Johnson, an Anglo pastor in a majority-minority culture, has focused on being a listener and student of culture. Sometimes, he says, the best action a pastor can take is to relate to the experiences of the community.

Johnson says prayer must also play a critical part in how the church engages this topic. Earlier in the week, the church hosted a special online prayer meeting in regard to the recent period of unrest.  

“In moments like this, there is this temptation for pastors and leaders to feel like we need to comment on something because the church is looking for an expert,” Johnson said. “This social media age we live in has kind of made everyone feel like they need to be an expert on every topic. As Christian pastors, the power we have is not in our commentary. The power we have is in prayer.
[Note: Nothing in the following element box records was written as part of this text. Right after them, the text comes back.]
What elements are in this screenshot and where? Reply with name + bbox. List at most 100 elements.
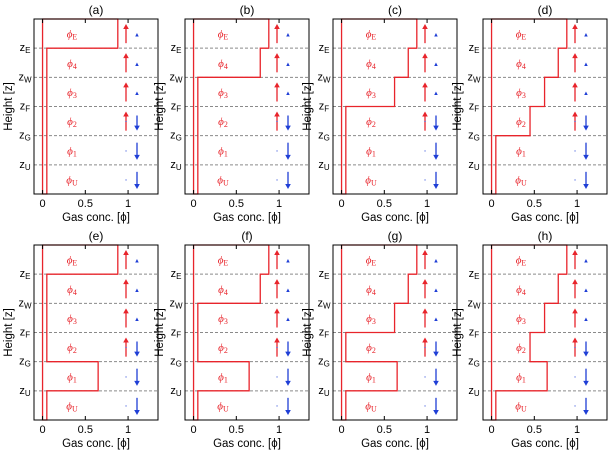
flow-marker: · — [124, 342, 127, 353]
down-arrow — [583, 397, 589, 415]
flow-marker: ▲ — [285, 33, 291, 39]
layer-name: ϕE — [67, 29, 78, 42]
x-axis-label: Gas conc. [ϕ] — [62, 212, 130, 224]
panel-frame — [33, 18, 159, 195]
up-arrow-head — [274, 308, 280, 314]
flow-marker: ▲ — [433, 62, 439, 68]
flow-marker: · — [124, 145, 127, 156]
layer-name: ϕ2 — [366, 342, 376, 355]
layer-name: ϕU — [66, 174, 78, 187]
down-arrow — [583, 341, 589, 357]
up-arrow-head — [123, 24, 129, 29]
layer-name: ϕE — [366, 255, 377, 268]
down-arrow — [285, 368, 291, 386]
layer-name: ϕ4 — [516, 284, 526, 297]
up-arrow-head — [422, 337, 428, 343]
layer-name: ϕ3 — [67, 87, 77, 100]
boundary-label: zW — [317, 297, 331, 310]
layer-name: ϕ4 — [67, 284, 77, 297]
flow-marker: ▲ — [285, 62, 291, 68]
up-arrow — [123, 279, 129, 299]
boundary-label: zE — [319, 268, 330, 281]
boundary-label: zG — [318, 130, 330, 143]
down-arrow-head — [583, 410, 589, 415]
layer-name: ϕ2 — [218, 342, 228, 355]
panel-frame — [482, 244, 608, 421]
y-axis-label: Height [z] — [302, 82, 314, 131]
layer-name: ϕ3 — [366, 313, 376, 326]
flow-marker: · — [573, 400, 576, 411]
up-arrow-head — [274, 111, 280, 117]
down-arrow — [583, 115, 589, 131]
down-arrow-head — [285, 154, 291, 160]
boundary-label: zG — [170, 356, 182, 369]
flow-marker: · — [275, 174, 278, 185]
up-arrow-head — [274, 82, 280, 88]
down-arrow-head — [583, 125, 589, 131]
panel-label: (g) — [388, 229, 403, 243]
layer-name: ϕ4 — [218, 284, 228, 297]
flow-marker: · — [124, 174, 127, 185]
down-arrow — [433, 341, 439, 357]
flow-marker: ▲ — [583, 317, 589, 323]
up-arrow — [123, 337, 129, 357]
up-arrow — [274, 82, 280, 102]
down-arrow — [134, 142, 140, 160]
y-axis-label: Height [z] — [302, 308, 314, 357]
up-arrow-head — [572, 279, 578, 285]
flow-marker: · — [124, 116, 127, 127]
panel-frame — [482, 18, 608, 195]
boundary-label: zU — [19, 159, 31, 172]
up-arrow — [123, 250, 129, 270]
flow-marker: ▲ — [433, 91, 439, 97]
up-arrow — [123, 24, 129, 44]
x-tick-label: 1 — [276, 424, 282, 436]
x-tick-label: 0.5 — [377, 198, 392, 210]
boundary-label: zU — [170, 159, 182, 172]
y-axis-label: Height [z] — [452, 82, 464, 131]
down-arrow — [134, 171, 140, 189]
down-arrow-head — [285, 184, 291, 189]
boundary-label: zG — [170, 130, 182, 143]
up-arrow-head — [422, 24, 428, 29]
up-arrow-head — [274, 24, 280, 29]
panel-label: (e) — [89, 229, 104, 243]
down-arrow — [433, 115, 439, 131]
up-arrow — [422, 24, 428, 44]
up-arrow — [572, 24, 578, 44]
down-arrow-head — [285, 125, 291, 131]
up-arrow — [422, 53, 428, 73]
down-arrow-head — [134, 154, 140, 160]
up-arrow — [572, 308, 578, 328]
panel-label: (d) — [538, 3, 553, 17]
layer-name: ϕE — [516, 255, 527, 268]
boundary-label: zE — [319, 42, 330, 55]
layer-name: ϕ4 — [366, 284, 376, 297]
boundary-label: zE — [469, 42, 480, 55]
boundary-label: zF — [319, 327, 330, 340]
panel-g: (g) ϕE ϕ4 ϕ3 ϕ2 ϕ1 ϕU ▲ ▲ ▲ · · · 0 0.5 1 Gas conc. [ϕ] z… — [302, 229, 458, 450]
flow-marker: · — [573, 174, 576, 185]
layer-name: ϕU — [365, 174, 377, 187]
up-arrow-head — [123, 53, 129, 59]
layer-name: ϕE — [67, 255, 78, 268]
boundary-label: zF — [20, 101, 31, 114]
up-arrow — [422, 337, 428, 357]
up-arrow-head — [123, 279, 129, 285]
down-arrow-head — [134, 380, 140, 386]
down-arrow — [285, 142, 291, 160]
panel-frame — [332, 244, 458, 421]
up-arrow — [274, 337, 280, 357]
down-arrow — [433, 142, 439, 160]
down-arrow — [285, 171, 291, 189]
flow-marker: ▲ — [134, 317, 140, 323]
flow-marker: ▲ — [583, 288, 589, 294]
flow-marker: ▲ — [285, 259, 291, 265]
layer-name: ϕ4 — [366, 58, 376, 71]
flow-marker: ▲ — [583, 62, 589, 68]
layer-name: ϕE — [366, 29, 377, 42]
panel-f: (f) ϕE ϕ4 ϕ3 ϕ2 ϕ1 ϕU ▲ ▲ ▲ · · · 0 0.5 1 Gas conc. [ϕ] z… — [154, 229, 310, 450]
x-tick-label: 0.5 — [78, 424, 93, 436]
panel-frame — [33, 244, 159, 421]
down-arrow-head — [285, 380, 291, 386]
I don’t think as Christians we should do the Christian version of what the world is doing, but doing what the world cannot do, which is access the divine power that comes in prayer.” 

Hayes and Paredes note there are both strengths and weaknesses during this period to being of a different ethnic background than most of their church.

Hayes says his presence gives the church a different perspective on the events they are seeing unfold in the community and around the country. 

“They get to see a young man that is just different,” Hayes said. “That is different from what’s being portrayed on TV, sometimes through movies, through social media platforms, and all that stuff. I think that’s the unique part. They’ll begin to see my heart, and the fact that I only stand on biblical truth. They’re seeing an authentic gospel transformation and what the gospel can really do in the life of any single person. It doesn’t matter your ethnicity, this is the power of the gospel, the gospel walks towards the mess and the gospel redeems the worst. They get to see my heart and go, ‘Man, you know, we love pastor Marcus.’ They’ll begin to hear my story.” 

Paredes notes that it’s often lonely in this situation, though.

“It’s not because of a lack of love,” Paredes said of the loneliness. “It’s just because of cultural dissonance. We’re a little more disenfranchised. For me personally, and I would imagine a lot of people who are serving in churches where they’re the non-majority ethnic background, it is because they’re bridge people. They are able to navigate cultures. One of the things that causes is that it makes you feel like you don’t belong to either culture. That’s a triple lonely place to be. I think, as we’re praying for pastors who are of a different ethnic group than the majority of their culture, we should pray against a definite feeling of loneliness and isolation.”

Despite the awkward situation of gathering after months apart to address this unique cultural moment, Paredes believes gospel fruit will come from it. 

“My hope, more than anything else, is that we look back at this moment that when we came back together again and dealt with the hardest issue, we did so in the light of the gospel of Jesus and they will say God was setting us up for something even greater,” Paredes said.